When XeF6 (xenon hexafluoride) is treated with aqueous NaOH (sodium hydroxide), a series of reactions occur resulting in the formation of sodium hexafluoroxenate(VI) and other products. Let's break down the reaction steps to understand the process in detail:


NaOH dissociates in water to form sodium ions (Na+) and hydroxide ions (OH-).

NaOH → Na+ + OH-


XeF6 is a strong oxidizing agent and reacts with water to form xenonate(VI) ion (XeO6^4-) and fluoride ions (F-).

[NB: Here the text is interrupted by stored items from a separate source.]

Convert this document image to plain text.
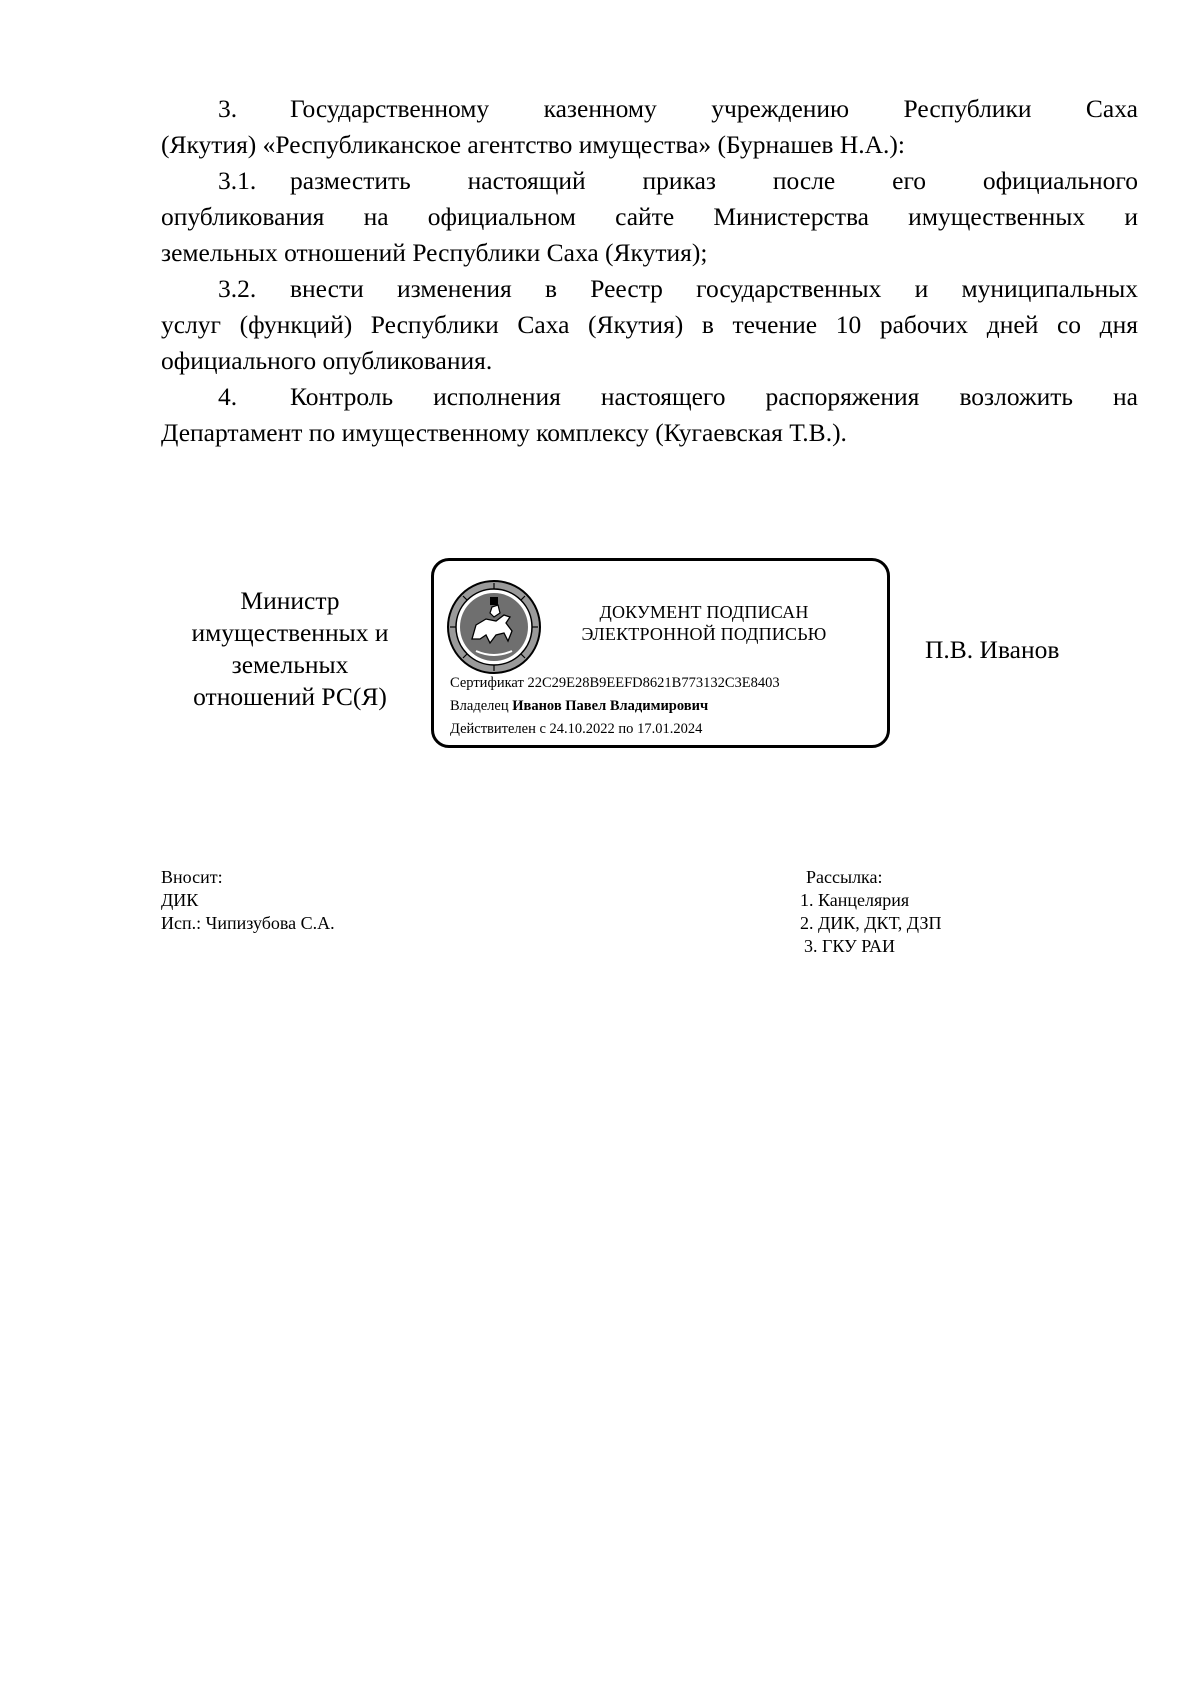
3. Государственному казенному учреждению Республики Саха
(Якутия) «Республиканское агентство имущества» (Бурнашев Н.А.):
3.1. разместить настоящий приказ после его официального
опубликования на официальном сайте Министерства имущественных и
земельных отношений Республики Саха (Якутия);
3.2. внести изменения в Реестр государственных и муниципальных
услуг (функций) Республики Саха (Якутия) в течение 10 рабочих дней со дня
официального опубликования.
4. Контроль исполнения настоящего распоряжения возложить на
Департамент по имущественному комплексу (Кугаевская Т.В.).
Министр
имущественных и
земельных
отношений РС(Я)
ДОКУМЕНТ ПОДПИСАН
ЭЛЕКТРОННОЙ ПОДПИСЬЮ
Сертификат 22C29E28B9EEFD8621B773132C3E8403
Владелец Иванов Павел Владимирович
Действителен с 24.10.2022 по 17.01.2024
П.В. Иванов
Вносит:
ДИК
Исп.: Чипизубова С.А.
Рассылка:
1. Канцелярия
2. ДИК, ДКТ, ДЗП
3. ГКУ РАИ
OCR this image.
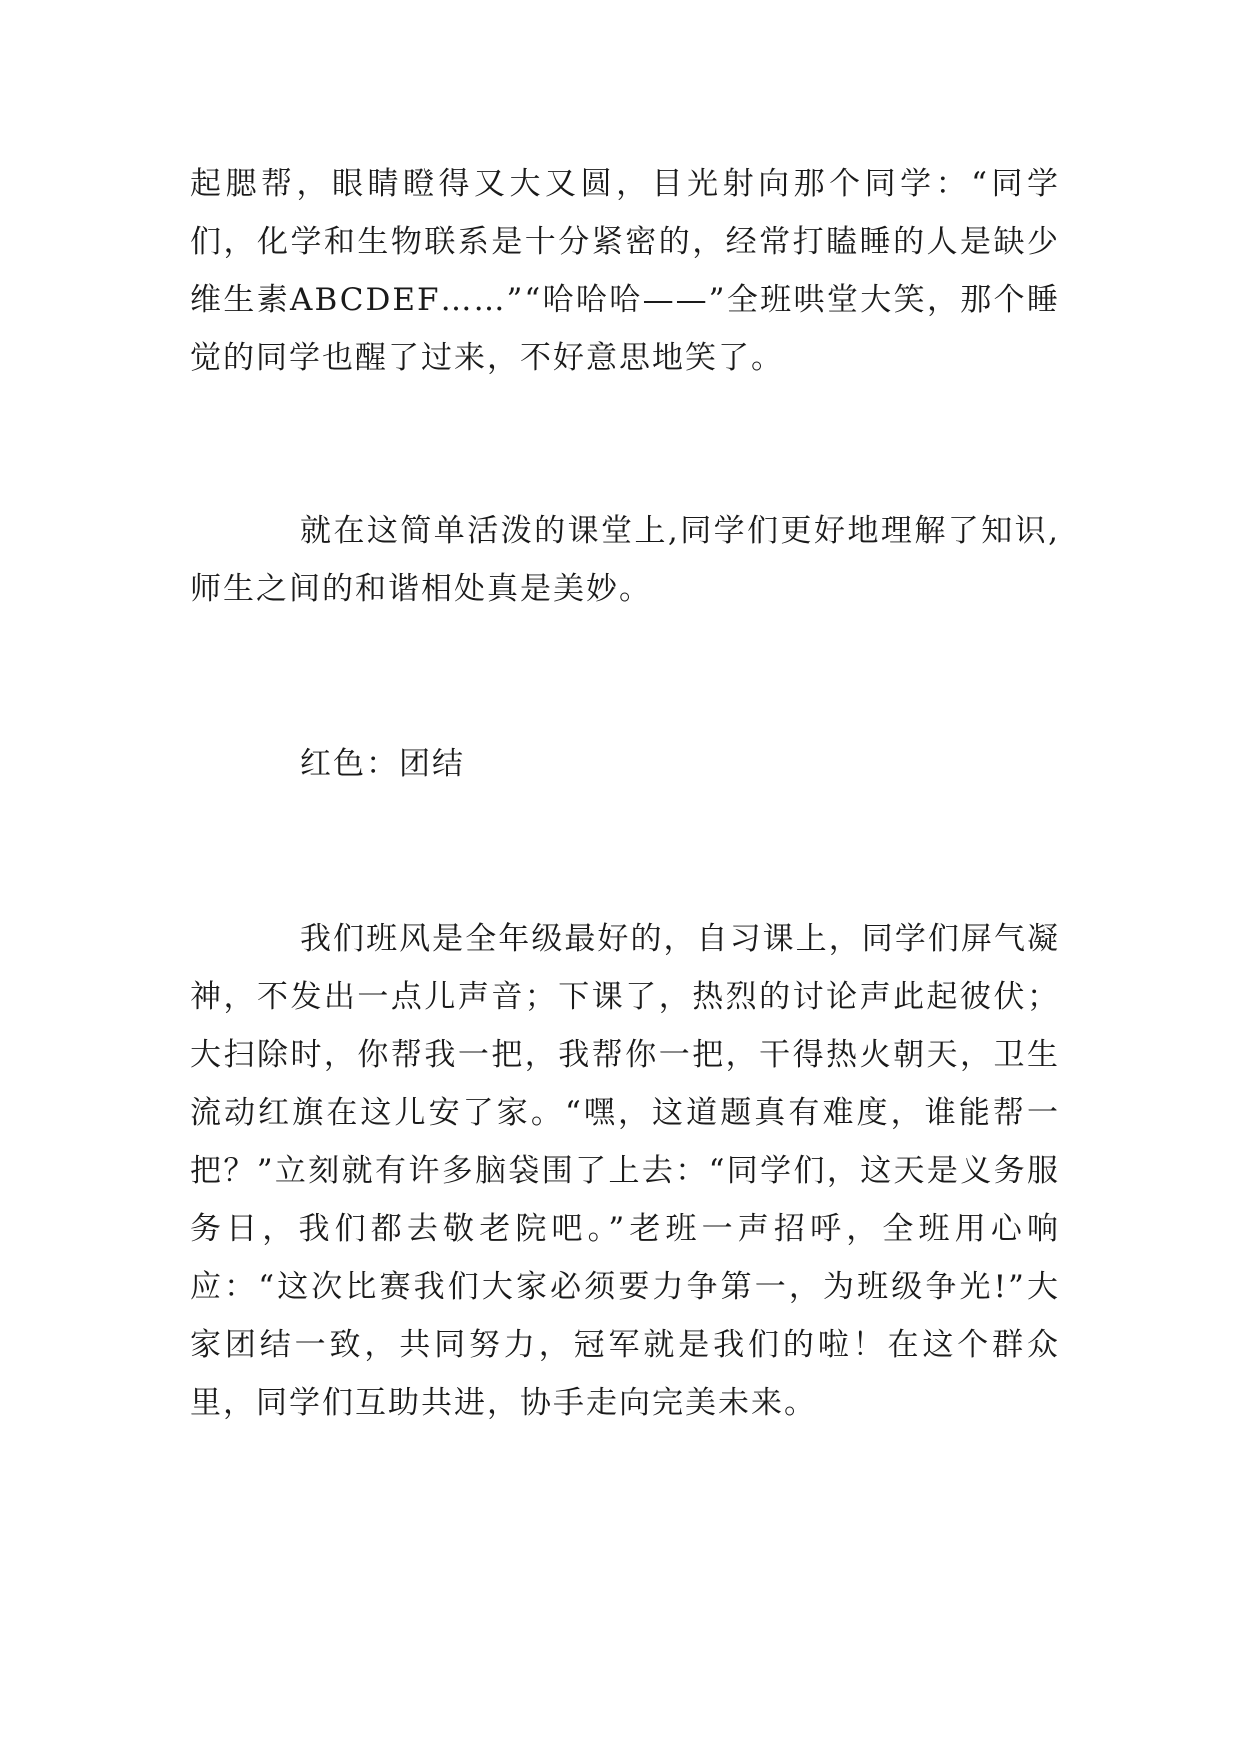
起腮帮，眼睛瞪得又大又圆，目光射向那个同学：“同学们，化学和生物联系是十分紧密的，经常打瞌睡的人是缺少维生素ABCDEF……”“哈哈哈——”全班哄堂大笑，那个睡觉的同学也醒了过来，不好意思地笑了。

就在这简单活泼的课堂上,同学们更好地理解了知识,师生之间的和谐相处真是美妙。

红色：团结

我们班风是全年级最好的，自习课上，同学们屏气凝神，不发出一点儿声音；下课了，热烈的讨论声此起彼伏；大扫除时，你帮我一把，我帮你一把，干得热火朝天，卫生流动红旗在这儿安了家。“嘿，这道题真有难度，谁能帮一把？”立刻就有许多脑袋围了上去：“同学们，这天是义务服务日，我们都去敬老院吧。”老班一声招呼，全班用心响应：“这次比赛我们大家必须要力争第一，为班级争光!”大家团结一致，共同努力，冠军就是我们的啦！在这个群众里，同学们互助共进，协手走向完美未来。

XeF6 + 2H2O → XeO6^4- + 4HF


The hydroxide ions (OH-) from NaOH react with the hydrogen fluoride (HF) produced in the previous step to form water and fluoride ions (F-).

HF + OH- → H2O + F-


Combining the above steps, the overall reaction can be represented as:

XeF6 + 6NaOH → Na4XeO6 + 4NaF + 3H2O


The reaction between XeF6 and aqueous NaOH yields the following products:

1. Sodium hexafluoroxenate(VI) (Na4XeO6): This compound is a salt containing the hexafluoroxenate(VI) ion (XeO6^4-). It is a yellow-orange solid and is highly soluble in water.

2. Sodium fluoride (NaF): This is a white, crystalline compound formed as a byproduct of the reaction.

3. Water (H2O): Water is formed as a result of the acid-base reaction between HF and OH- ions.


In summary, when XeF6 is treated with aqueous NaOH, a series of reactions occur leading to the formation of sodium hexafluoroxenate(VI), sodium fluoride, and water. This reaction demonstrates the oxidizing properties of XeF6 and the acid-base neutralization between NaOH and HF.